Si chiama Salim El Koudri, il protagonista involontario di una scena da film d’azione low budget, che sabato pomeriggio ha deciso di trasformare il centro di Modena in un circuito per dragster, travolgendo a tutta velocità un gruppetto di pedoni. Otto feriti, quattro dei quali in condizioni abbastanza serie: un’evidente dimostrazione di come una laurea in Economia possa dare accesso diretto a una brillante carriera da terrorista improvvisato.
Da buon milanese di provincia, o quasi, visto che è nato a Seriate (provincia di Bergamo), il trentunenne è l’esempio perfetto di come la realtà possa superare ogni aspettativa. Negativo all’alcol e alle sostanze stupefacenti, perché evidentemente bastava solo un po’ di follia pura per rischiare di mandare all’ospedale mezza città.
La folle corsa di un «incensurato»
Il nostro eroe, alla guida di una Citroen C3 partendo da Largo Garibaldi, ha deciso che il centro pedonale di via Emilia Centro fosse il posto ideale per un’esibizione di velocità selvaggia. Dopo aver investito alcuni ignari passanti, ferendone diversi, si è poi congedato dall’auto, lasciandola lì come un dono all’umanità, e ha provato a scappare con passo felpato.

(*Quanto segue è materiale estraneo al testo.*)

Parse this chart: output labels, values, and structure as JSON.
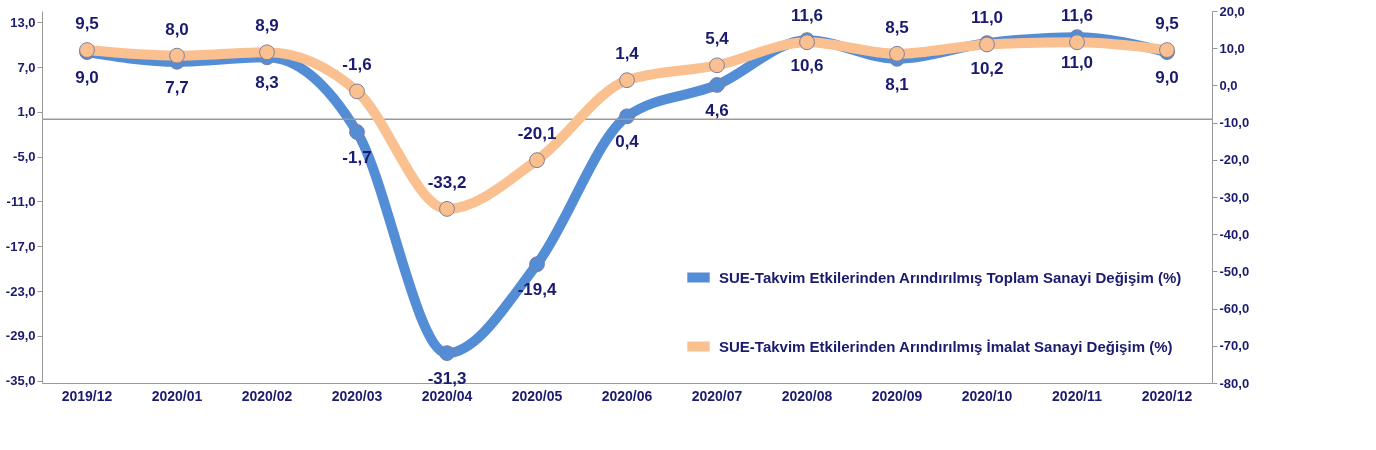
{
  "chart_data": {
    "type": "line",
    "categories": [
      "2019/12",
      "2020/01",
      "2020/02",
      "2020/03",
      "2020/04",
      "2020/05",
      "2020/06",
      "2020/07",
      "2020/08",
      "2020/09",
      "2020/10",
      "2020/11",
      "2020/12"
    ],
    "series": [
      {
        "name": "SUE-Takvim Etkilerinden Arındırılmış Toplam Sanayi Değişim (%)",
        "color": "#538dd5",
        "values": [
          9.0,
          7.7,
          8.3,
          -1.7,
          -31.3,
          -19.4,
          0.4,
          4.6,
          10.6,
          8.1,
          10.2,
          11.0,
          9.0
        ],
        "value_labels": [
          "9,0",
          "7,7",
          "8,3",
          "-1,7",
          "-31,3",
          "-19,4",
          "0,4",
          "4,6",
          "10,6",
          "8,1",
          "10,2",
          "11,0",
          "9,0"
        ]
      },
      {
        "name": "SUE-Takvim Etkilerinden Arındırılmış İmalat Sanayi Değişim (%)",
        "color": "#fac090",
        "axis": "y2",
        "values": [
          9.5,
          8.0,
          8.9,
          -1.6,
          -33.2,
          -20.1,
          1.4,
          5.4,
          11.6,
          8.5,
          11.0,
          11.6,
          9.5
        ],
        "value_labels": [
          "9,5",
          "8,0",
          "8,9",
          "-1,6",
          "-33,2",
          "-20,1",
          "1,4",
          "5,4",
          "11,6",
          "8,5",
          "11,0",
          "11,6",
          "9,5"
        ]
      }
    ],
    "ylim": [
      -35.3,
      14.5
    ],
    "yticks": [
      {
        "value": -35,
        "label": "-35,0"
      },
      {
        "value": -29,
        "label": "-29,0"
      },
      {
        "value": -23,
        "label": "-23,0"
      },
      {
        "value": -17,
        "label": "-17,0"
      },
      {
        "value": -11,
        "label": "-11,0"
      },
      {
        "value": -5,
        "label": "-5,0"
      },
      {
        "value": 1,
        "label": "1,0"
      },
      {
        "value": 7,
        "label": "7,0"
      },
      {
        "value": 13,
        "label": "13,0"
      }
    ],
    "y2lim": [
      -80,
      20
    ],
    "y2ticks": [
      {
        "value": -80,
        "label": "-80,0"
      },
      {
        "value": -70,
        "label": "-70,0"
      },
      {
        "value": -60,
        "label": "-60,0"
      },
      {
        "value": -50,
        "label": "-50,0"
      },
      {
        "value": -40,
        "label": "-40,0"
      },
      {
        "value": -30,
        "label": "-30,0"
      },
      {
        "value": -20,
        "label": "-20,0"
      },
      {
        "value": -10,
        "label": "-10,0"
      },
      {
        "value": 0,
        "label": "0,0"
      },
      {
        "value": 10,
        "label": "10,0"
      },
      {
        "value": 20,
        "label": "20,0"
      }
    ],
    "ref_lines": [
      {
        "axis": "y",
        "value": 0
      }
    ],
    "legend": "right",
    "marker": "circle",
    "grid": false
  }
}
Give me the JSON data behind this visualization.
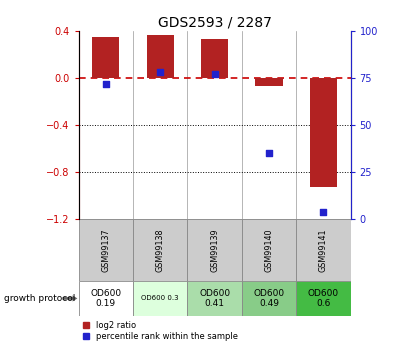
{
  "title": "GDS2593 / 2287",
  "samples": [
    "GSM99137",
    "GSM99138",
    "GSM99139",
    "GSM99140",
    "GSM99141"
  ],
  "log2_ratio": [
    0.35,
    0.37,
    0.33,
    -0.07,
    -0.93
  ],
  "percentile_rank_pct": [
    72,
    78,
    77,
    35,
    4
  ],
  "ylim_left": [
    -1.2,
    0.4
  ],
  "ylim_right": [
    0,
    100
  ],
  "yticks_left": [
    0.4,
    0.0,
    -0.4,
    -0.8,
    -1.2
  ],
  "yticks_right": [
    100,
    75,
    50,
    25,
    0
  ],
  "bar_color": "#b22222",
  "dot_color": "#2222cc",
  "zero_line_color": "#cc0000",
  "dot_size": 18,
  "bar_width": 0.5,
  "protocol_labels": [
    "OD600\n0.19",
    "OD600 0.3",
    "OD600\n0.41",
    "OD600\n0.49",
    "OD600\n0.6"
  ],
  "protocol_colors": [
    "#ffffff",
    "#ddffdd",
    "#aaddaa",
    "#88cc88",
    "#44bb44"
  ],
  "legend_log2": "log2 ratio",
  "legend_pct": "percentile rank within the sample",
  "growth_protocol_text": "growth protocol"
}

Peccato che a qualcuno sia venuto in mente di mettergli i bastoni tra le ruote – letteralmente – cercando di bloccarlo.
Qui il livello di demenzialità ha raggiunto nuovi picchi: Salim, invece di arrendersi, ha estratto un coltello, ferendo il suo eroico oppositore. Fuga finita poco dopo grazie alla polizia di Stato, che lo ha fermato all’incrocio tra via Pioppa e corso Adriano, risultato dello sforzo collettivo di molti cittadini e, naturalmente, delle forze dell’ordine.
Chi è il trentanovenne: un italiano «normale»?
Salim El Koudri, 31 anni, italiano di seconda generazione con origini marocchine, residente a Ravarino (Modena), è laureato in Economia e al momento disoccupato. Nessun precedente penale, nessun passato di problemi con la legge, eppure un comportamento che fa pensare il contrario di un “cittadino modello”. Peccato però che nonostante il negativo test su alcol e droghe, le sue origini di normalità sembrano terminare qui.
Le indagini hanno rivelato che fino a poco tempo fa era seguito da un centro per disturbi psichiatrici. Insomma, un classico «problema mentale» come se fosse la risposta pronta a qualsiasi situazione scomoda che la società non sa gestire.
Tra perquisizioni e smentite: terrorismo? No, grazie
Nonostante una scena che avrebbe fatto gridare subito al terrorismo, le autorità si sono affrettate a chiarire che non c’è alcun legame con atti eversivi o radicalizzazione religiosa. Un dettaglio che, per quanto ci riguarda, non cambia il fatto che un uomo in piena crisi mentale abbia potuto scatenare un dramma potenzialmente devastante senza che nessuno riuscisse a intervenire prima.
Per ora, quindi, la pista più accreditata è quella di un cedimento psichico, una storia che trova il suo copione tra le corsie di ospedali e centri di salute mentale, ma che nella vita reale si traduce in un episodio di ordinaria follia urbana che poteva trasformarsi in tragedia peggiorando.
Il lavoro degli inquirenti va avanti a ritmo serrato e tra perquisizioni e interrogatori si cerca di capire se nel dramma di sabato ci siano state altre scintille che hanno acceso questa miccia di violenza improvvisa. Nel frattempo, i cittadini di Modena hanno ricevuto un assaggio gratuito della sicurezza «moderna» e della gestione efficiente della prevenzione di certi giovani turbolenti.